CULTURE

Sara Ramírez Is Joining The Sex And The City Reboot Show

Photo: Dia Dipasupil/Getty Images.

If you weren’t totally sold on the Sex and the City reboot, this new casting decision may encourage you to tune in. The limited series, called And Just Like That..., will feature three new characters, ostensibly to replace the Birkin-sized void left by Kim Cattrall’s Samantha. Sara Ramírez has just been cast in the new show, in a role that will bring Charlotte, Carrie, and Miranda’s lives squarely into the actually diverse New York City.

Ramírez will play a character named Che Diaz, said HBO Max in a press release. Che is a queer non-binary comedian that also hosts a podcast, where they regularly book Carrie for guest appearances. This is crucial because it means that Carrie will have more jobs than her single freelance column, and in the year of our lord 2021, she would be into podcasting. Che is described as a “big presence with a big heart,” which will hopefully mitigate certain unlikeable traits in other characters (like, say, Carrie cheating on Aiden, which we may still not be over).

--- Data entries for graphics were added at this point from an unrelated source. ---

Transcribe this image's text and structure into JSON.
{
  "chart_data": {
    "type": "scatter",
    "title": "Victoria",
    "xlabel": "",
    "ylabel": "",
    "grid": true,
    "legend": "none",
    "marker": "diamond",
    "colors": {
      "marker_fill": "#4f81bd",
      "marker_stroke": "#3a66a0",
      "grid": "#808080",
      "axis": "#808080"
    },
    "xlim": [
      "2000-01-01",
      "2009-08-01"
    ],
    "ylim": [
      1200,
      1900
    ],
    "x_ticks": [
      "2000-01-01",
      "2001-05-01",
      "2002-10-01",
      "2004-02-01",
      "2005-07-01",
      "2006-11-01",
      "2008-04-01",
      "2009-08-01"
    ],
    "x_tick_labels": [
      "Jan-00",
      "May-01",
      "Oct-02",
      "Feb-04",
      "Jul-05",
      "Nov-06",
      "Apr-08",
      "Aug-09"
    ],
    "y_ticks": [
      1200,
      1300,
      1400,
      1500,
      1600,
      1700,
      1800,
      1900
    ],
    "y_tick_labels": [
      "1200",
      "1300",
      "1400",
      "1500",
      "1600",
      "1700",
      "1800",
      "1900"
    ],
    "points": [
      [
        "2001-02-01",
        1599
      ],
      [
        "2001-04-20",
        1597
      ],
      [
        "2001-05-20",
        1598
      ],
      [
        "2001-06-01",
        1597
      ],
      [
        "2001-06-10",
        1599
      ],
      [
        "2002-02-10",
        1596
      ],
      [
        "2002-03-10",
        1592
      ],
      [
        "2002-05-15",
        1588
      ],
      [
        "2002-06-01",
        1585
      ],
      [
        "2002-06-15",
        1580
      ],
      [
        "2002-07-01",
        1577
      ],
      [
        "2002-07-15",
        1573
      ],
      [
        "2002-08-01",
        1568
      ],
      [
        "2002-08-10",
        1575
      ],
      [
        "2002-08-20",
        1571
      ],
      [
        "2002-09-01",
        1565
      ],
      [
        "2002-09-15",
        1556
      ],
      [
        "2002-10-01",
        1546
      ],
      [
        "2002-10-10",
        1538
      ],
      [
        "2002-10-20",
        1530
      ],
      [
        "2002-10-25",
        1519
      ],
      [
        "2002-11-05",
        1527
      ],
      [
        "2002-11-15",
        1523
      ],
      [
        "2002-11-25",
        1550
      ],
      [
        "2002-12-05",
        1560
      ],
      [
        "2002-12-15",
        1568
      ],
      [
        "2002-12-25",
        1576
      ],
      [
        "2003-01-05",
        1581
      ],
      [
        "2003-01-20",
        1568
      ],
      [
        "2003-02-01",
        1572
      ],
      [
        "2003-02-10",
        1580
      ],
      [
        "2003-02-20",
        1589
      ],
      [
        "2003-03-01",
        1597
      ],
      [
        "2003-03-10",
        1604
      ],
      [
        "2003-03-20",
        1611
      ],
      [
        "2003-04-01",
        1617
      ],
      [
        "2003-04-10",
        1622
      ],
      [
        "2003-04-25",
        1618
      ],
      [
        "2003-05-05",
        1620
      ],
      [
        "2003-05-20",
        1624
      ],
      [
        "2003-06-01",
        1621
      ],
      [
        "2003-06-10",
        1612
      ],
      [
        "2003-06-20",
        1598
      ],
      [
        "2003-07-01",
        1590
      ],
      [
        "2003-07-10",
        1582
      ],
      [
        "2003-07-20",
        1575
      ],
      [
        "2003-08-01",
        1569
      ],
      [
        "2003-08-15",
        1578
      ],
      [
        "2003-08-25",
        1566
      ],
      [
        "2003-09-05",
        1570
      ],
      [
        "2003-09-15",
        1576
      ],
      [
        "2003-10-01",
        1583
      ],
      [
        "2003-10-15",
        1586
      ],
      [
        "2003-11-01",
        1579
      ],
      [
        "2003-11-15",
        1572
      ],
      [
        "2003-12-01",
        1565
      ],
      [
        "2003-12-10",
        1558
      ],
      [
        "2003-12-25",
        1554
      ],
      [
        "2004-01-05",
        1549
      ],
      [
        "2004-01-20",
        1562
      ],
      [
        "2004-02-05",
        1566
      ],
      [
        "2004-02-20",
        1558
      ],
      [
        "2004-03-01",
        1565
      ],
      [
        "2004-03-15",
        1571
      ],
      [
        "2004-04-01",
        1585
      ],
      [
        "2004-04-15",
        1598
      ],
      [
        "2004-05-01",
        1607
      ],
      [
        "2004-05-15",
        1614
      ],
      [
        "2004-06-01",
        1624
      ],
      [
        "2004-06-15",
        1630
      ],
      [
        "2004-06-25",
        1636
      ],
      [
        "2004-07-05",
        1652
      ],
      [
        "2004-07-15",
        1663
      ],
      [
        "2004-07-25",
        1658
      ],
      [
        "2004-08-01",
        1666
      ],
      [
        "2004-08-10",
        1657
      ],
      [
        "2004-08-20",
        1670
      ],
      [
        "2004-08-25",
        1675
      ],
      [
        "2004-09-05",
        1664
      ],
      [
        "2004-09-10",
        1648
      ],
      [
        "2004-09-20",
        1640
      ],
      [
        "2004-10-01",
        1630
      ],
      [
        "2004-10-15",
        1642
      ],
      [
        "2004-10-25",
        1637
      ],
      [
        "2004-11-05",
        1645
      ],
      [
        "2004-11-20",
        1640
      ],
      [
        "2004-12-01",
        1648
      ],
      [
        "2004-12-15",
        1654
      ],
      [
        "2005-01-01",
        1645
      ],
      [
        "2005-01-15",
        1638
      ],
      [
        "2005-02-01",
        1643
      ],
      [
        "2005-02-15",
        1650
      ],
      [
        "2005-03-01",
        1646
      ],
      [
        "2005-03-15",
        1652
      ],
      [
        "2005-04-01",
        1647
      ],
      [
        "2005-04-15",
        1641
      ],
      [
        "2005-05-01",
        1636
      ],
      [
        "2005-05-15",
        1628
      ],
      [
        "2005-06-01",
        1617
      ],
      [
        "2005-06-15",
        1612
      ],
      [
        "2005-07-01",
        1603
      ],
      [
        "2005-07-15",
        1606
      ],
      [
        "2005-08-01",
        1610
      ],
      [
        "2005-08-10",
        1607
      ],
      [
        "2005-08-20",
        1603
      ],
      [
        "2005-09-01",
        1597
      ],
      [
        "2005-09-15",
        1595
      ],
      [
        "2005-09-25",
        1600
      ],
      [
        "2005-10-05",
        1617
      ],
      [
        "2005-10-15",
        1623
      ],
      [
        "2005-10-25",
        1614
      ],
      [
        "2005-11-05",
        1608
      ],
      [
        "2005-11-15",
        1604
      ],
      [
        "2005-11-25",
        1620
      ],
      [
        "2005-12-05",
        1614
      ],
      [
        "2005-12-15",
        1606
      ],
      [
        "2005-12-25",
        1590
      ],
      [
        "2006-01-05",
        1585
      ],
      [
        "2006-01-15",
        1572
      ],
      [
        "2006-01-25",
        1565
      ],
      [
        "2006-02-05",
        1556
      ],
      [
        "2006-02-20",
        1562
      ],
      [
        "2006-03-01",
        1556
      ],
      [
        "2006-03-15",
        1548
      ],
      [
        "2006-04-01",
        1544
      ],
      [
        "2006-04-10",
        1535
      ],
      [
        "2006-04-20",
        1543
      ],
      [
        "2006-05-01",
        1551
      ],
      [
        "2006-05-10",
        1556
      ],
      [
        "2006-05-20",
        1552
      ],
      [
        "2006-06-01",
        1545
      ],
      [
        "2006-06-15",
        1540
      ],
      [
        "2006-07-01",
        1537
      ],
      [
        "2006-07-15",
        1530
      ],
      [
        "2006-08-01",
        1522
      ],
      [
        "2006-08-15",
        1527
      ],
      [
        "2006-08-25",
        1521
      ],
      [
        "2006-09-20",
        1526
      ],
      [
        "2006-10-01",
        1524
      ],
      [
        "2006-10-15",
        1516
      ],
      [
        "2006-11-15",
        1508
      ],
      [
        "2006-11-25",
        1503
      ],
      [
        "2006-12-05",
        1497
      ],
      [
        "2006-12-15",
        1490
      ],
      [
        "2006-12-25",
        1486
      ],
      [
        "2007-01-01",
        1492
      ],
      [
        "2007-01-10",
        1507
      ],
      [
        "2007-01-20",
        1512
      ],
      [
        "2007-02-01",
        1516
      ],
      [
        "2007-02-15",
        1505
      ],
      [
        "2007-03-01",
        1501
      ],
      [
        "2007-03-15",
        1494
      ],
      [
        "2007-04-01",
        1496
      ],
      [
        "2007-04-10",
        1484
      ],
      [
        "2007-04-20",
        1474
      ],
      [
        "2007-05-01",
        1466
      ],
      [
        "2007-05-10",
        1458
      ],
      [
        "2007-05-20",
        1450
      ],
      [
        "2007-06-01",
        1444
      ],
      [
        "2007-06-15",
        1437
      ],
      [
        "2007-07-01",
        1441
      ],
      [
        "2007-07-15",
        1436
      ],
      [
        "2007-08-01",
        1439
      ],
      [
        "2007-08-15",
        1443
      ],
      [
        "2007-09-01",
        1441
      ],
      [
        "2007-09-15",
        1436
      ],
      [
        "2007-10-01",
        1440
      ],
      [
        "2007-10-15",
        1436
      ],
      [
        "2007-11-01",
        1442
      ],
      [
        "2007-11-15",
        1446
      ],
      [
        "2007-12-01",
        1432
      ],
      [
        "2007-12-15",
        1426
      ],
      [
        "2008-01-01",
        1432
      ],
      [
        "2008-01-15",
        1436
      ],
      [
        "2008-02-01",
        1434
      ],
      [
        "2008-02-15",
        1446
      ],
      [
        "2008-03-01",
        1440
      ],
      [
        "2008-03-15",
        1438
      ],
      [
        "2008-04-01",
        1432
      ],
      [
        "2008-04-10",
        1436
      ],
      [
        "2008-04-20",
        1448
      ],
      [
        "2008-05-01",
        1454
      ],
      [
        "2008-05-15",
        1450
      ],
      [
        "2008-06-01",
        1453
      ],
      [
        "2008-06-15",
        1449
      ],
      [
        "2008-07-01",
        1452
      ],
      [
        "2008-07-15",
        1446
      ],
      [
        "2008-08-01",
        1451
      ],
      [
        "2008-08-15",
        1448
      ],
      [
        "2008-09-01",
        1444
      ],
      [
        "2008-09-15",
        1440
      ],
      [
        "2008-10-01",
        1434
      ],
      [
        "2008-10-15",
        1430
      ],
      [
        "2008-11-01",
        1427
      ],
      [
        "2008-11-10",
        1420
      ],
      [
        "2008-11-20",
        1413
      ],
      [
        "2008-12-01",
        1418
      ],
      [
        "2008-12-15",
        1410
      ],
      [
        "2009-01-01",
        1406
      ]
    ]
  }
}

Che is also characterized as having an “outrageous sense of humor and progressive, human overview of gender roles [that] has made them and their podcast very popular.” And while it will be so refreshing and, frankly, overdue for this show to fix its “white, moneyed ladies” problem, as Cynthia Nixon once put it — Che’s job as a podcast could be a lazy writer’s vehicle to educate the rest of the characters on the show. Let’s hope the character is given a rich, authentic storyline, and not pigeonholed into doing emotional labor every time they are on screen.

Luckily, there’s comfort in knowing that Ramírez is a talented dramatic and comedic actor. They previously starred as Dr. Callie Torres on Grey’s Anatomy for over 10 seasons, and won a Tony Award for their performance as the Lady of the Lake in Monty Python’s Spamalot. As an LGBTQ+ activist, they also executive produced The Death and Life of Marsha P. Johnson and work with many queer Latinx organizations.